Welcome back to Period Dramas, a weekly column that alternates between roundups of historic homes on the market and answering questions we’ve always had about older structures.

A little while back, while falling down a Zillow rabbit hole, we happened across a late-1700s eyebrow colonial a stone’s throw from the Hudson River. On the property was something we had rarely seen before: an intact "summer kitchen."

Sitting towards the back of the property, the low-profile brick-and-stone structure has a wood door and a stout chimney. The listing provided no interior photos, but there was mention of a fireplace (which, we’ll note, one could have easily surmised from the presence of the chimney).

We were suddenly overcome with curiosity about the origins of these small structures, how they were built, and if they were truly, as their name implies, only used during the summer. We set out for some answers.

Used primarily in the late-18th and early-19th centuries (though exceptions can be found), the summer kitchen had a number of practical applications in residential life. At its most basic level, the outbuilding physically separated hot kitchen activities from the rest of the house during the warmer months—a key way to survive the summer before the advent of modern air conditioning.

"Often, people would disassemble their coal or wood cookstove and move it into the summer kitchen when the weather got hot," says Nancy Carlisle, senior curator at Historic New England and co-author of America’s Kitchens. "It was all an effort to keep the house as cool as possible."

The summer kitchen also helped to keep cooking smells away from the main living areas of the house. But even more than that, the physical separation of a lit stove or hearth from the primarily wooden house meant that summer kitchens also reduced the risk of house fires. Notice how the summer kitchen in the listing photo is stone while the house wood frame—that difference of material is not an accident, and was likely influenced by the threat of fire.

In our conversation with Carlisle, she noted that in addition to being an auxiliary space for cooking, summer kitchens could also serve as a year-round location to do smelly chores like laundry.

While we’re no strangers to the idea of the kitchen being distinct from the rest of the house—it was a fairly common practice in the Gilded age—the separation of these seasonal kitchens from the main house does not necessarily signal a wealthy household. "Summer kitchens can be found in any type of house, from grand to modest," said Carlisle.

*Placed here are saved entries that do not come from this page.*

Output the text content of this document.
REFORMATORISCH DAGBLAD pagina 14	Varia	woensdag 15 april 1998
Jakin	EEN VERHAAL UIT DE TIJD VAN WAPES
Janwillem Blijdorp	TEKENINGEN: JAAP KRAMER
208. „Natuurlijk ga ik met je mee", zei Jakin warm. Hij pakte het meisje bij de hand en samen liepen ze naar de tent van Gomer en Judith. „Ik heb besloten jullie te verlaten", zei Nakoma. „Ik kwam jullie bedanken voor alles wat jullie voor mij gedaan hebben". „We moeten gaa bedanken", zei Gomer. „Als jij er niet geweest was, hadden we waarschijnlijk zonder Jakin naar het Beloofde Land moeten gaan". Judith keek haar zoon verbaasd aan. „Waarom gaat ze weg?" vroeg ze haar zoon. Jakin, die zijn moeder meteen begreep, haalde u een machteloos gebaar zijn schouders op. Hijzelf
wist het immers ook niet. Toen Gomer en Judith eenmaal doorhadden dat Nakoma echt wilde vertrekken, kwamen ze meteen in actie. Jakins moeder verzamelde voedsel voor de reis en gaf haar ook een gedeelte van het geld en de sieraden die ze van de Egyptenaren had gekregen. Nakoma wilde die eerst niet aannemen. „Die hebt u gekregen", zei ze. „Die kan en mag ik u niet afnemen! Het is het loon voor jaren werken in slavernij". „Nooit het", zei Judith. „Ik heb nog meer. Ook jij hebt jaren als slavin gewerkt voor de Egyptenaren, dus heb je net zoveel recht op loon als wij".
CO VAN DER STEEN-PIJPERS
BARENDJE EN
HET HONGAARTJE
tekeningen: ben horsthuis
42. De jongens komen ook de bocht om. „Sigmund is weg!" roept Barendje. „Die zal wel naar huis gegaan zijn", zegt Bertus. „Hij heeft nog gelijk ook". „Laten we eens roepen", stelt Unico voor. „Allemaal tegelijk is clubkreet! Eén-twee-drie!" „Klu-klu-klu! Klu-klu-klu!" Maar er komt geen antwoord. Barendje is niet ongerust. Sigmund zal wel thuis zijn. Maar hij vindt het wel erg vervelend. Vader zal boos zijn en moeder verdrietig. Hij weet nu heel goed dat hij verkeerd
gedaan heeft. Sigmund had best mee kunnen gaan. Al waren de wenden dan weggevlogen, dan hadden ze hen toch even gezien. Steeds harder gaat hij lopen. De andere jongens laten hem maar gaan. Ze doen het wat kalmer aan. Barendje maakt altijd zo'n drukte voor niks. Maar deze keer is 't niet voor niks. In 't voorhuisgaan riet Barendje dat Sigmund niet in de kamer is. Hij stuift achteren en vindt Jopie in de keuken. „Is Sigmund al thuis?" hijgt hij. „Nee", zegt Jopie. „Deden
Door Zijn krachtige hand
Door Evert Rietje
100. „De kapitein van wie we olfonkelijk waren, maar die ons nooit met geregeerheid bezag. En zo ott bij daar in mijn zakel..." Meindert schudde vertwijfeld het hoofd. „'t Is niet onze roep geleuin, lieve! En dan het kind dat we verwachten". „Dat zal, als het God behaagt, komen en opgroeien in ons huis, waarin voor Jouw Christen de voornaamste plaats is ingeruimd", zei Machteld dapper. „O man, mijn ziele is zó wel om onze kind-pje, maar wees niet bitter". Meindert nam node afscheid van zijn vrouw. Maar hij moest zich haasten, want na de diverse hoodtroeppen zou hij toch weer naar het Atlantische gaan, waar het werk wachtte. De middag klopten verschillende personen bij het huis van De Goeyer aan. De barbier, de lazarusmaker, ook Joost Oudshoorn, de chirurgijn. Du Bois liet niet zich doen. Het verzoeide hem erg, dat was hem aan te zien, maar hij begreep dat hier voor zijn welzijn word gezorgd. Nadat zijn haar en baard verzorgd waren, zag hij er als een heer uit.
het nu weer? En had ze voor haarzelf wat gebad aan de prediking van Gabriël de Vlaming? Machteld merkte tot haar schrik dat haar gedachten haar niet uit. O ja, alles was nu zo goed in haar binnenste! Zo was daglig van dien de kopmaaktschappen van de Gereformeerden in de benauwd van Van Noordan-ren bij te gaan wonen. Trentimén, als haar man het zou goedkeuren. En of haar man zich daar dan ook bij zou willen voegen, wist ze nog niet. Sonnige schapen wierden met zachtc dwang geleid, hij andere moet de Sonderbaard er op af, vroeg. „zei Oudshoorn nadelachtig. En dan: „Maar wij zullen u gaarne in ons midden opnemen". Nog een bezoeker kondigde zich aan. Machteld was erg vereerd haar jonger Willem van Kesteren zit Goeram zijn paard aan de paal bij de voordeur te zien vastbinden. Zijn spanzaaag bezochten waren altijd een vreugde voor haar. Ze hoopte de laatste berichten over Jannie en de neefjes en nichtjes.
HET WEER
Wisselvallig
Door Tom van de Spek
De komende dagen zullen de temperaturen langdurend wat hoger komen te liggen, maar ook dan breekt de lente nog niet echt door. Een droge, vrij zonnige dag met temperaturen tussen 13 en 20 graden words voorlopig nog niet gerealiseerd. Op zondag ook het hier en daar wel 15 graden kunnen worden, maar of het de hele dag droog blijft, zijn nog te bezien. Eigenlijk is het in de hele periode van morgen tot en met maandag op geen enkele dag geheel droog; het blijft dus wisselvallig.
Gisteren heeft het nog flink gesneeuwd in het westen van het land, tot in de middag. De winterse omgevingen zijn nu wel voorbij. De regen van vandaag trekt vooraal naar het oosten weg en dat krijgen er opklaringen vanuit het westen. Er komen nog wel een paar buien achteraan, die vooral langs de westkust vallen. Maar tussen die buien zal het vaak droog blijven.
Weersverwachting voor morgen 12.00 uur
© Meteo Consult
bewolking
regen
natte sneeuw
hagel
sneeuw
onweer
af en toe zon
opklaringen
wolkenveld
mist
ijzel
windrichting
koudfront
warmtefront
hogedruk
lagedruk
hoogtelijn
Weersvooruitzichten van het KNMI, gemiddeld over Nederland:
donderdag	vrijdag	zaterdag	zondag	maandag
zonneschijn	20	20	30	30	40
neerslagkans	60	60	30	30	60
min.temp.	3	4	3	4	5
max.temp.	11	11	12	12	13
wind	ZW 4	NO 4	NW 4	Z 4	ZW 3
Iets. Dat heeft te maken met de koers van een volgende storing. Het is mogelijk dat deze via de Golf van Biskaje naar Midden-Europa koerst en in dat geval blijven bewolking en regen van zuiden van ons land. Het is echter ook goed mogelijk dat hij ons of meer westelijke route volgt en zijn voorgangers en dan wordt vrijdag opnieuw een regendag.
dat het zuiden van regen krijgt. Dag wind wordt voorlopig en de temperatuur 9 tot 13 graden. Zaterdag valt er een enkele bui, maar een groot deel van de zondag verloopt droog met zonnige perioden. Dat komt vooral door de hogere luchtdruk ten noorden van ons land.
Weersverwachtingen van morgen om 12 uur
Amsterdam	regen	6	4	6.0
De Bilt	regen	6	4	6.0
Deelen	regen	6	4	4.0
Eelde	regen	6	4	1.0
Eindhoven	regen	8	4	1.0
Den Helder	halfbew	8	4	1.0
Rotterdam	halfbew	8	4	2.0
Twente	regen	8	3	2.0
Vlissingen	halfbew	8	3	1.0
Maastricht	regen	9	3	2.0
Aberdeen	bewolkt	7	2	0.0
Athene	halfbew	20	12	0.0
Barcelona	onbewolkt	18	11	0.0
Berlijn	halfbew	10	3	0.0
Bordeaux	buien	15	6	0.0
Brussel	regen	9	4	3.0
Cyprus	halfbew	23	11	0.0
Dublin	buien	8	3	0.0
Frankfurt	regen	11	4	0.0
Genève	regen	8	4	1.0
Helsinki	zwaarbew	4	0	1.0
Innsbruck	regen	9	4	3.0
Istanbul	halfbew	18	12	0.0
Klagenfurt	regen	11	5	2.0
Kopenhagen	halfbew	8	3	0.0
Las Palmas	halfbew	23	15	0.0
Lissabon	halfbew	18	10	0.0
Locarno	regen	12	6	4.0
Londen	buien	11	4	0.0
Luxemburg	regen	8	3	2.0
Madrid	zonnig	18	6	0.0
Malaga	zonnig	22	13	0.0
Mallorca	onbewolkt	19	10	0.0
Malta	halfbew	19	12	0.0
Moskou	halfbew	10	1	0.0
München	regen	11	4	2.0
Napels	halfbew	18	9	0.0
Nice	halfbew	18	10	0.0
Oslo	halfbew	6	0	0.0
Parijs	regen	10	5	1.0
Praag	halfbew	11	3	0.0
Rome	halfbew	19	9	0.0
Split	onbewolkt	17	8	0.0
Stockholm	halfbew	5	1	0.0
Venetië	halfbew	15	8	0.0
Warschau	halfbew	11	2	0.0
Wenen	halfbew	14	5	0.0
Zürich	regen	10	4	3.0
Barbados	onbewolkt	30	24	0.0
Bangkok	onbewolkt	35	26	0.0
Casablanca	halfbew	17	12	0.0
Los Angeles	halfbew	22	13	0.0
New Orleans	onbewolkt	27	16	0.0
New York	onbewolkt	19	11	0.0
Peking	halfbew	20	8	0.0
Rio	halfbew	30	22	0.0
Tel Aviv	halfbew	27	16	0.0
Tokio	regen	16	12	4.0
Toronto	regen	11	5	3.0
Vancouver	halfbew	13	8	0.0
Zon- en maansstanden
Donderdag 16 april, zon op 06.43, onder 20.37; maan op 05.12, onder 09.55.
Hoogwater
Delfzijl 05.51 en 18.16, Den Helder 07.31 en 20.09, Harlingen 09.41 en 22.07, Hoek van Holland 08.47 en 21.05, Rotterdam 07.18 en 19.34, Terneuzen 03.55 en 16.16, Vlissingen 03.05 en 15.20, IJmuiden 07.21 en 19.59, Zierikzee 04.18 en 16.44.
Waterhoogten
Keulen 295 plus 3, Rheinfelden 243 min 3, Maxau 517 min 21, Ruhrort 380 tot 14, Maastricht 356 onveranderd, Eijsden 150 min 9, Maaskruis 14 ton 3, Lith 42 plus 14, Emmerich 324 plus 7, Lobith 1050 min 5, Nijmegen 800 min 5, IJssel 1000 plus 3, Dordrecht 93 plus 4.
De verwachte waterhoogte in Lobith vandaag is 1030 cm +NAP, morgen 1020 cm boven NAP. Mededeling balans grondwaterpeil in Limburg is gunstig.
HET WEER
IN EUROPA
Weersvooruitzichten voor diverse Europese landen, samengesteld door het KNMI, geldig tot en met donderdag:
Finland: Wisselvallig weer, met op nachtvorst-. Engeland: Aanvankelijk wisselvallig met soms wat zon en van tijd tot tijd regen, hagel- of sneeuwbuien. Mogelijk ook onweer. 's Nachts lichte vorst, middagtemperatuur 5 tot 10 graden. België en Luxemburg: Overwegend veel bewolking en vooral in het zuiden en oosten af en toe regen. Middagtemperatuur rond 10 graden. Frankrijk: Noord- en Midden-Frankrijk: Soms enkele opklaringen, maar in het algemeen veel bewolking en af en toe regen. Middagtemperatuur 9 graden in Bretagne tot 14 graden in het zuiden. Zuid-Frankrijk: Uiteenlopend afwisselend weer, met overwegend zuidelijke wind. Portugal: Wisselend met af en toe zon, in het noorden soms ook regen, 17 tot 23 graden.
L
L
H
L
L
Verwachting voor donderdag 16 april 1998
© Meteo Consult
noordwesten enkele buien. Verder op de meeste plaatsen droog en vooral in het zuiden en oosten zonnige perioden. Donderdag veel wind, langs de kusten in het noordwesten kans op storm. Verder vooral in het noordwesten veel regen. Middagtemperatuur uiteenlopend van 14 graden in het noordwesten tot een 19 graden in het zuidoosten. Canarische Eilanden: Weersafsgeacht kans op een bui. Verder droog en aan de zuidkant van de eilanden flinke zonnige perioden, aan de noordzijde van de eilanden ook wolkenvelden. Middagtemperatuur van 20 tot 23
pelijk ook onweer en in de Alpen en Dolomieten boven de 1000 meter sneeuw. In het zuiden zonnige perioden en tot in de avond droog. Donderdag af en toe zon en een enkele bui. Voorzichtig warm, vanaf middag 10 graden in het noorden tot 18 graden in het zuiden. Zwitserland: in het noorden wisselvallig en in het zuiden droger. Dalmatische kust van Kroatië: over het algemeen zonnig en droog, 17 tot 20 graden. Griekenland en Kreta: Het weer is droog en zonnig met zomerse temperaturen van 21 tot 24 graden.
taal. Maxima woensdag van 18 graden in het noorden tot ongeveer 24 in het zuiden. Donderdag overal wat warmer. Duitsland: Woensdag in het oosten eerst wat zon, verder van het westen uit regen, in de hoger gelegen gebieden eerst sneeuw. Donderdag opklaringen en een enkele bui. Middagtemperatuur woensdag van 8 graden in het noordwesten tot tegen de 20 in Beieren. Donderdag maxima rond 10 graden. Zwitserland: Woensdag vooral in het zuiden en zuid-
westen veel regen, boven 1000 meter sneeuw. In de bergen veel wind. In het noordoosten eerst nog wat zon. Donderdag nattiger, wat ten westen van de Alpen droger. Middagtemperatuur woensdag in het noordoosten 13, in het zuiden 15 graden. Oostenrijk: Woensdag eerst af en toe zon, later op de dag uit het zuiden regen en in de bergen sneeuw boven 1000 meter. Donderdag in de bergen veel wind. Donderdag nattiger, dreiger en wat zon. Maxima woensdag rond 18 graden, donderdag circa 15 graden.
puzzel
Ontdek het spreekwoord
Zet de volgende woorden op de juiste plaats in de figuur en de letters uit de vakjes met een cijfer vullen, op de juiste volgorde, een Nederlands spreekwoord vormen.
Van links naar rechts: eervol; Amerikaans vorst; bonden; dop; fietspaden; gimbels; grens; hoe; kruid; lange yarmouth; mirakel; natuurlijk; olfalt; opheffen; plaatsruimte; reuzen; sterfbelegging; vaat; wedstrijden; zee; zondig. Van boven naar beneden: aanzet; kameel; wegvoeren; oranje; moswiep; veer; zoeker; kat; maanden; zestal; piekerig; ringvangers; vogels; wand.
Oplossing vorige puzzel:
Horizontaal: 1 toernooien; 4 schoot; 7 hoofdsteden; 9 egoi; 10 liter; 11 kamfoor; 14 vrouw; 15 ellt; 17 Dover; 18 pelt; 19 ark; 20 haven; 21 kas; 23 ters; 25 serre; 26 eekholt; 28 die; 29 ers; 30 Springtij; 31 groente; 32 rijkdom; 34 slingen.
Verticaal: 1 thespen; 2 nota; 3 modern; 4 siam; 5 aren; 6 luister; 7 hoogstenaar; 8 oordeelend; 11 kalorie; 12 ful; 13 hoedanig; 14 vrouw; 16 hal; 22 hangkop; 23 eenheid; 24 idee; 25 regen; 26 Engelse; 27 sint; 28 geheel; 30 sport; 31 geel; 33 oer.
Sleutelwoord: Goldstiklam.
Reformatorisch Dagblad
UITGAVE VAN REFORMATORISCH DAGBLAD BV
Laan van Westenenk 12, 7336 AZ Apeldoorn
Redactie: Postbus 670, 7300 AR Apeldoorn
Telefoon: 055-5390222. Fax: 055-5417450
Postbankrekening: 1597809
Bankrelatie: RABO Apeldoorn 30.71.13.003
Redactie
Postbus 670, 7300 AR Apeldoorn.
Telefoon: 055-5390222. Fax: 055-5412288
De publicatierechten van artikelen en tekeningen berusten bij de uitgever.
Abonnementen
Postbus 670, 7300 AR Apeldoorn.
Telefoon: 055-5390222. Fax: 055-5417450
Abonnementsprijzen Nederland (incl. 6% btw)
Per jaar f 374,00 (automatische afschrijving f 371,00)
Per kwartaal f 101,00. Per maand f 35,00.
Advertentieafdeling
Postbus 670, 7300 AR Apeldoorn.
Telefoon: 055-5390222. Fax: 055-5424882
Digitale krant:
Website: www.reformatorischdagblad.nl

While summer kitchens are primarily found in upstate New York and the Midwest, 18th-century houses in the mid-Atlantic region—like Virginia—often separated the kitchen in a distinct, usually wooden, structure. Unlike summer kitchens of the north, these discrete workspaces were the main kitchens and were used year round rather than seasonally.

The separate kitchen structures of the mid-Atlantic region, which were used by enslaved workers, also held social significance, as it physically separated the enslaved in a space that often was capped by sleeping quarters in its attic. "The new kitchen architecture [of 18th century Williamsburg, Virginia] suddenly had little to do with cooking and everything to do with gender, race, and social space," writes Michael Olmert, Professor at University of Maryland in his essay "Kitchens: Places Apart."

Inside these kitchens of the 18th century—be they seasonal or not—little would actually signify the space as, well, a kitchen—at least to modern-day dwellers. "The whole notion of a kitchen with purpose-built cabinetry and countertops is very modern," said Carlisle. "We don’t see kitchens like the ones we’re used to until after 1930."

It's not unreasonable to draw the conclusion that summer kitchens were set up similarly to the kitchen in the main house. The space was kept quite clear, usually featuring a table pushed against the wall that could be used as either a workspace or a regular kitchen table. There may have been a rack for drying clothes or herbs, but the majority of the furnishings in the space would be entirely portable and temporary.

Food would be prepped in the kitchen, but it would not be stored there. "Herbs could be dried in the attic, flour and vegetables could be kept in a cool cellar—you could be traveling all around the house in order to assemble the ingredients for the evening’s meal," said Carlisle of food production in the late-18th and early 19th centuries. There wouldn’t even be a sink. Instead, water would be brought in and any washing would be done in a wooden barrel that could be emptied afterwards.

If the water needed to be heated, it would be done over the fireplace, one of the only elements of the kitchen built into the space. In houses of a certain age, the fireplace would be deep, practically a walk-in. But those fireplaces were wildly inefficient in their use of fuel, and were quickly switched out at the turn of the 19th century for a significantly more effective design by Count Rumford, a design that is shallow with widely splayed sides.

Aside from the fireplace, there may also be a bake oven directly to the right or to the left of the firebox. If you ever come across an older house with a fireplace that has an oven built next to it, chances are that room was once the kitchen of the house.

As summer kitchens exist today, though, they are completely obsolete. As kitchen technology changed, it no longer became necessary to move food preparation—and various unsightly chores—outside of the house. Although it

But while they now exist as a badge of historic honor on a real estate listing or as a quaint garden folly, we can't help but feel it would be kind of cool to have one of these culinary fossils in your backyard. If you restored it for recreational use, you’d almost be guaranteed to have the most unique cookout of the season.